The top court will rule on a constitutional challenge to current laws, which say that marriage is between a man and a woman.
If they are deemed unconstitutional, the parliament will be forced to amend the laws or pass new ones.
Wednesday』s decision comes as the LGBT community faces increasing persecution in the region.
Self-ruled Taiwan, which China claims sovereignty over, is known for its liberal values and holds the biggest annual gay pride event in the region.
Momentum for marriage equality has been building since last year, when President Tsai Ing-wen, who is openly supportive of the move, came to power.But the debate has prompted a backlash, with mass protests by conservatives in recent months.
One of the two parties that has petitioned the court to make this ruling is long-time equal rights activist Chi Chia-wei.
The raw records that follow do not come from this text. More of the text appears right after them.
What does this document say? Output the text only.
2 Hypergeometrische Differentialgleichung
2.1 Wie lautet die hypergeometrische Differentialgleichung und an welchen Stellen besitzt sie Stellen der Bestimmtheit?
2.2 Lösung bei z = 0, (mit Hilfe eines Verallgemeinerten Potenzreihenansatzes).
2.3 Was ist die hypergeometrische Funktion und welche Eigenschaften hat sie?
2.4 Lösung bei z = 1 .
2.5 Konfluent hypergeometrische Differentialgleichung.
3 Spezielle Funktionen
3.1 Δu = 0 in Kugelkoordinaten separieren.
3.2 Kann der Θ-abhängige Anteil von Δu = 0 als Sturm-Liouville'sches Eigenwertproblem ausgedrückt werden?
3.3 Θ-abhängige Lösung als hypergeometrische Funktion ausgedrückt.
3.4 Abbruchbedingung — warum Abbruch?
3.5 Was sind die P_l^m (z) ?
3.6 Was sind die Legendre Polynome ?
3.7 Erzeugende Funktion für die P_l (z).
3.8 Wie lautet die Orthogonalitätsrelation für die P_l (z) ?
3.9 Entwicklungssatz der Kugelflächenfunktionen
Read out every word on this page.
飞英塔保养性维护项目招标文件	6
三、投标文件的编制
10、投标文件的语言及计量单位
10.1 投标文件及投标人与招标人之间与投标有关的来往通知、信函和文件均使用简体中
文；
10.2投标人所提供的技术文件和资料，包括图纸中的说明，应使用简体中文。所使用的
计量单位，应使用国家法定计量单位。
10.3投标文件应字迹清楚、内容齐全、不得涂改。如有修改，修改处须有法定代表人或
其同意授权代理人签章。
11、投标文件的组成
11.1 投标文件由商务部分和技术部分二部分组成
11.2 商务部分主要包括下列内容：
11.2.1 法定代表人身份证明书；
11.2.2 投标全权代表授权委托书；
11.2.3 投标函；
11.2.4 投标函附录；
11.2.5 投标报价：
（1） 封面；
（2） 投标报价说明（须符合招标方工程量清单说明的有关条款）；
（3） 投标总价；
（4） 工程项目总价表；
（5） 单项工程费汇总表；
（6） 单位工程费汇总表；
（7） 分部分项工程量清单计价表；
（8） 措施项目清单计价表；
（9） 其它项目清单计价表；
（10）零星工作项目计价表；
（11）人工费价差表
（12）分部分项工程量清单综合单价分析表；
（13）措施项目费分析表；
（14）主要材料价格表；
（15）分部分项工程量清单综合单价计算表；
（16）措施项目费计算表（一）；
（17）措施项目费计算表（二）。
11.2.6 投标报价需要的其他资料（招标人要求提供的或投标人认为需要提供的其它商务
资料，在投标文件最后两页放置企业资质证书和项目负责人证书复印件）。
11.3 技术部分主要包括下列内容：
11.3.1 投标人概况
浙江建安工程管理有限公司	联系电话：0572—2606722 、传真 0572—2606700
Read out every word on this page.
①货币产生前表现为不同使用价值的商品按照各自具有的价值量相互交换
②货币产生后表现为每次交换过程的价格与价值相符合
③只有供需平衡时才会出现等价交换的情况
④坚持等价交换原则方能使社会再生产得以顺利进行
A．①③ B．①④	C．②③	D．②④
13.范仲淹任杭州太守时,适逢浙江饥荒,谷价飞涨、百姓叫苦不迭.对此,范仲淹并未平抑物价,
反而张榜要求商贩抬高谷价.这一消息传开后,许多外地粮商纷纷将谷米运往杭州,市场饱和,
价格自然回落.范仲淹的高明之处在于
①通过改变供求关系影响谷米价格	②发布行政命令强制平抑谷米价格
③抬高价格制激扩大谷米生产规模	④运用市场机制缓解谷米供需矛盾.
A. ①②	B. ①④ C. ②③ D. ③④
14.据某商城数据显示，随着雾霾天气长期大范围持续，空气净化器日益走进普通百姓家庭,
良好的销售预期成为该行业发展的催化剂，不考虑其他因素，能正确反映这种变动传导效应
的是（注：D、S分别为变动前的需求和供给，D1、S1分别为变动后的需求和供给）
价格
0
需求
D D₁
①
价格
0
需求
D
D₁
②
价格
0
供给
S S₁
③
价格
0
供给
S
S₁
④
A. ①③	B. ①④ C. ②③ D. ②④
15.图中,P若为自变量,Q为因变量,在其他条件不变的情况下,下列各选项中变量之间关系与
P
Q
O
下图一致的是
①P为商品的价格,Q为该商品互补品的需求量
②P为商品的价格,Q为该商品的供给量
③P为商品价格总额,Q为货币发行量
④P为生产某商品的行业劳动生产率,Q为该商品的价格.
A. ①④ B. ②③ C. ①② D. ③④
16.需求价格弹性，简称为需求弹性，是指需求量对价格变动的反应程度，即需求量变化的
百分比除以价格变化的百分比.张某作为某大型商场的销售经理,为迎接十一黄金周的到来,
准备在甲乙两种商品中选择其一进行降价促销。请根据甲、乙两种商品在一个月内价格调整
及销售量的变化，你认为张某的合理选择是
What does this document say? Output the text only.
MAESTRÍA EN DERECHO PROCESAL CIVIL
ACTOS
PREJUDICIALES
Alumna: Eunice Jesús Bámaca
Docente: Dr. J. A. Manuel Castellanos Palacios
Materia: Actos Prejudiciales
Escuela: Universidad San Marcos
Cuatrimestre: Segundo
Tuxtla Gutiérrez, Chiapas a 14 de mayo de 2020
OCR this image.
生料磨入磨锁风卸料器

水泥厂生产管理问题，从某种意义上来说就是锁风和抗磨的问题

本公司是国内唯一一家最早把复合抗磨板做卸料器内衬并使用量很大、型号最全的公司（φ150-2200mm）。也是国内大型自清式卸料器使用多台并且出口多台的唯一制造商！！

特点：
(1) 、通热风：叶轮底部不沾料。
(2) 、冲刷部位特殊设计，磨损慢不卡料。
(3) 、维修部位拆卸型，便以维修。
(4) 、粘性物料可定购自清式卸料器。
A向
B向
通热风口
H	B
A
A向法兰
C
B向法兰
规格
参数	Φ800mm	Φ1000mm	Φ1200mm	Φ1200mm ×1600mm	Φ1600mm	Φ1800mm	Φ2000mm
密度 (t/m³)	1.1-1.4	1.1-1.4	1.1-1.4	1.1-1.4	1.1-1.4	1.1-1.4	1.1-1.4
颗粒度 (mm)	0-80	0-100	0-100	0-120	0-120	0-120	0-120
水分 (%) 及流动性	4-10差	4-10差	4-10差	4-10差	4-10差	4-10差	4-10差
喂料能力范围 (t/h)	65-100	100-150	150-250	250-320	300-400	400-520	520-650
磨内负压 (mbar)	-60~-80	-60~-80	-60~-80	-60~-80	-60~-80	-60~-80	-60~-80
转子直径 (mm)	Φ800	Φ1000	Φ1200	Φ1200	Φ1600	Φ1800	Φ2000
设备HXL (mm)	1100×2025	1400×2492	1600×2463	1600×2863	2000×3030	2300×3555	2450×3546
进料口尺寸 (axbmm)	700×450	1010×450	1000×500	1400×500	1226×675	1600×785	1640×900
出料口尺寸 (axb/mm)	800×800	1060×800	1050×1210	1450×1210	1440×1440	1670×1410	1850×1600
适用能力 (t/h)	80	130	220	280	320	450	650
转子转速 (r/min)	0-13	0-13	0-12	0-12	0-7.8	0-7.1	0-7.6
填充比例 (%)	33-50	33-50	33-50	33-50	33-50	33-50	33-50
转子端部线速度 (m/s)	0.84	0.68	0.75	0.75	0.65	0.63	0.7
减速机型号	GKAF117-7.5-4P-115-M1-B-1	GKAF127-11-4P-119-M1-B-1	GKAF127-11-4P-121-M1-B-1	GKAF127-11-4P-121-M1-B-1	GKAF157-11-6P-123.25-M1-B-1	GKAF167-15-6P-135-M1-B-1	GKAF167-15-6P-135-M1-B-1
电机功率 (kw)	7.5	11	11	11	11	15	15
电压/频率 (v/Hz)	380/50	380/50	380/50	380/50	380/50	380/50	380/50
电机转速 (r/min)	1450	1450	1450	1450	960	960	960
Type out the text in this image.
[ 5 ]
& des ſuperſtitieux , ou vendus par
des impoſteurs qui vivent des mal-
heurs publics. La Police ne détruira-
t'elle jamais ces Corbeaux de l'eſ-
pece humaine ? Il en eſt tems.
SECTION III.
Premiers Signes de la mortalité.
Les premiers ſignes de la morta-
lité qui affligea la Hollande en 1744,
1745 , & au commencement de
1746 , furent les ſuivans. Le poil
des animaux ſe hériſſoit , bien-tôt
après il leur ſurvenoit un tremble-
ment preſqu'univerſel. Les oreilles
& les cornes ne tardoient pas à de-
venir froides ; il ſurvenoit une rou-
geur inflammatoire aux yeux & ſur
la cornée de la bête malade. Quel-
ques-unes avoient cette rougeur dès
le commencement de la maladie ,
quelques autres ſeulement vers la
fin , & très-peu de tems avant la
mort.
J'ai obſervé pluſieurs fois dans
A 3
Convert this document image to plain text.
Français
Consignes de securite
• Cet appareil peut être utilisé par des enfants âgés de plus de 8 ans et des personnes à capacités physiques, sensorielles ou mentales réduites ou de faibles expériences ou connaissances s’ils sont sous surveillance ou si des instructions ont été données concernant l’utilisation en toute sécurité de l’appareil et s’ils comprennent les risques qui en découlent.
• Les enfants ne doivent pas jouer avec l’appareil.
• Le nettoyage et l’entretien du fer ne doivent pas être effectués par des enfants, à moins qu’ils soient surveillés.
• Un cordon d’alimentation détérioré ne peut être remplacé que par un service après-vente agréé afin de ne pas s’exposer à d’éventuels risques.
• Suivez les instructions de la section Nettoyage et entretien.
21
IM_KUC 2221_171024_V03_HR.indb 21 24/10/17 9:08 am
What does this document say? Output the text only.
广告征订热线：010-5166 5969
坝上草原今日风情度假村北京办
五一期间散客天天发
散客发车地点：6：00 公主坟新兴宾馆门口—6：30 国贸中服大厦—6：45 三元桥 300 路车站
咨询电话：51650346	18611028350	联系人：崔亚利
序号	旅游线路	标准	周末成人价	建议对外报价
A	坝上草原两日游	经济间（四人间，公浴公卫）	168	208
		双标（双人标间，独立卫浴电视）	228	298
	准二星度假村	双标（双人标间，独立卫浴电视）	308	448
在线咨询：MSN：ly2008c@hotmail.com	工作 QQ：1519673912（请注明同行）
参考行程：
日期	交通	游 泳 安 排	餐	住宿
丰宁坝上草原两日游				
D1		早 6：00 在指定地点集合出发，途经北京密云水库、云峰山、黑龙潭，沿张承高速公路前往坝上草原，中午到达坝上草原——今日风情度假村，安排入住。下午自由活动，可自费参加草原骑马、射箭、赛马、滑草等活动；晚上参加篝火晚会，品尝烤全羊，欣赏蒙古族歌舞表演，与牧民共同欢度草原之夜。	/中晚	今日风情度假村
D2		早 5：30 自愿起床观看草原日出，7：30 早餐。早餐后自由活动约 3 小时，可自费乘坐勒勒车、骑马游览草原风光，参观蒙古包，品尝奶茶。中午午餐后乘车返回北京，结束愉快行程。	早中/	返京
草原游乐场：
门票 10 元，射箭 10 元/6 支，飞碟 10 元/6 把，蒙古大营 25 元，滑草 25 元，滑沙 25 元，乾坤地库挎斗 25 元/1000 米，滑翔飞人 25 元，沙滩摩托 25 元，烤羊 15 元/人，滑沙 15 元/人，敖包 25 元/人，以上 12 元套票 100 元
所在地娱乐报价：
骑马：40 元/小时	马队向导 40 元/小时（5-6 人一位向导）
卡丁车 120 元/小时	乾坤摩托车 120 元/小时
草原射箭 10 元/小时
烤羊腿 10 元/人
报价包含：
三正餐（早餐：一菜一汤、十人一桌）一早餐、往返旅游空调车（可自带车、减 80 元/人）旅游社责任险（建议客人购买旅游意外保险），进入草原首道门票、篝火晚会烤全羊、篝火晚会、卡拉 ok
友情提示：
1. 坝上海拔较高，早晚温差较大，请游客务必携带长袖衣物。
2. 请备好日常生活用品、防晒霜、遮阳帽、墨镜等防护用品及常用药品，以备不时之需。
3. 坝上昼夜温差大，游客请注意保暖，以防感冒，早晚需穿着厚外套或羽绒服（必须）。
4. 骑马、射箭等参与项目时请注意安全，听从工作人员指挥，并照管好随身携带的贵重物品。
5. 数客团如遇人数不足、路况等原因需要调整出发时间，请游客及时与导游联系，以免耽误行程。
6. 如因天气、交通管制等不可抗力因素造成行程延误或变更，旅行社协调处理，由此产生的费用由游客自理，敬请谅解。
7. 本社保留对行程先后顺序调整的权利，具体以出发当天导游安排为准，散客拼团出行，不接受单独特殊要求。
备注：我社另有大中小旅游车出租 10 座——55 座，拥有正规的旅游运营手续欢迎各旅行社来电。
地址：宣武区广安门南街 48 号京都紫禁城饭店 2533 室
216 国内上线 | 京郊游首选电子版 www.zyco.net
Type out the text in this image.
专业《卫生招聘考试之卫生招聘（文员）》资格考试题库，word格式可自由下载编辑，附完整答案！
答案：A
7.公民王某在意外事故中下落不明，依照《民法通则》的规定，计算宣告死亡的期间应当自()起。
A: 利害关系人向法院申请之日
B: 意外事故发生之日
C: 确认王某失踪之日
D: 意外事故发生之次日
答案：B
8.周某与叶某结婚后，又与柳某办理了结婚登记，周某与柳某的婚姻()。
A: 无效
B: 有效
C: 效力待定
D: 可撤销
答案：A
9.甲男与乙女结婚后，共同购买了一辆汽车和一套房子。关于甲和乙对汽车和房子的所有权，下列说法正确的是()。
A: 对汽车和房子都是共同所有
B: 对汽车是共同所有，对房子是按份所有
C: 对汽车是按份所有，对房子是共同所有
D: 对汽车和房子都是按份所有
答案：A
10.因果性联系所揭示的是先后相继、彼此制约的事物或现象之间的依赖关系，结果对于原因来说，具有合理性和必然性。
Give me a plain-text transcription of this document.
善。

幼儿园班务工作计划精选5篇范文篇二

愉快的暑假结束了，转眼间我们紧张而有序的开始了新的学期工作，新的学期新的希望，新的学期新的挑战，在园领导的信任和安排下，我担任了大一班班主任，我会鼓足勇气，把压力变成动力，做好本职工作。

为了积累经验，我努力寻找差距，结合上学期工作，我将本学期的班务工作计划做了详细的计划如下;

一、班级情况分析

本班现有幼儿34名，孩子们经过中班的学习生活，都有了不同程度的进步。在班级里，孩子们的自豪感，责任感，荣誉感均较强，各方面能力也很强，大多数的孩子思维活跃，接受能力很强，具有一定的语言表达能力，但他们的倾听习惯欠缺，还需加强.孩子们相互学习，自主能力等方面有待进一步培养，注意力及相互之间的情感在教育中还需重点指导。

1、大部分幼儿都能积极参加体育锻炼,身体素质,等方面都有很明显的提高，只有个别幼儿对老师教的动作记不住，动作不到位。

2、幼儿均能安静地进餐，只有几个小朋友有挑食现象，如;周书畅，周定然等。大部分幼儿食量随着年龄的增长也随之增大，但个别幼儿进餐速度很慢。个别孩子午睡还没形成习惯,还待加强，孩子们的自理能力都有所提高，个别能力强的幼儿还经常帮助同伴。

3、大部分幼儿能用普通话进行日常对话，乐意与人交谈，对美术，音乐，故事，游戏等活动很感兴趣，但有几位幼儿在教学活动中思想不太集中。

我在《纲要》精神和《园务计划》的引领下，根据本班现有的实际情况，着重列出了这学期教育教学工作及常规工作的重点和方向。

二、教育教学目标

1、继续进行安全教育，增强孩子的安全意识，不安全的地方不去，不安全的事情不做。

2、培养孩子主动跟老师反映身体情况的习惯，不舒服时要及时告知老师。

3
"I feel 100% confident about a positive outcome," he told AFP news agency.
"I am optimistic but I wouldn』t be overly excited. This should have happened long ago," he added. Mr Chi made his first appeal for recognition of gay marriage in 1986.
The second party is the Taipei city government, which is itself being sued after having to reject marriage applications from same-sex couples under existing laws.
If the 14-judge panel rules in favour of the legal challenge, the parliament, known as the Legislative Yuan, will begin the process of amending the laws. They could either legalise same-sex marriage or introduce new separate civil partnership legislation.
A bill to legalise same-sex marriages is already making its way through parliament, but that process has slowed because of opposition from traditionalists, who do not want Taiwan to become the first place in Asia to allow such weddings.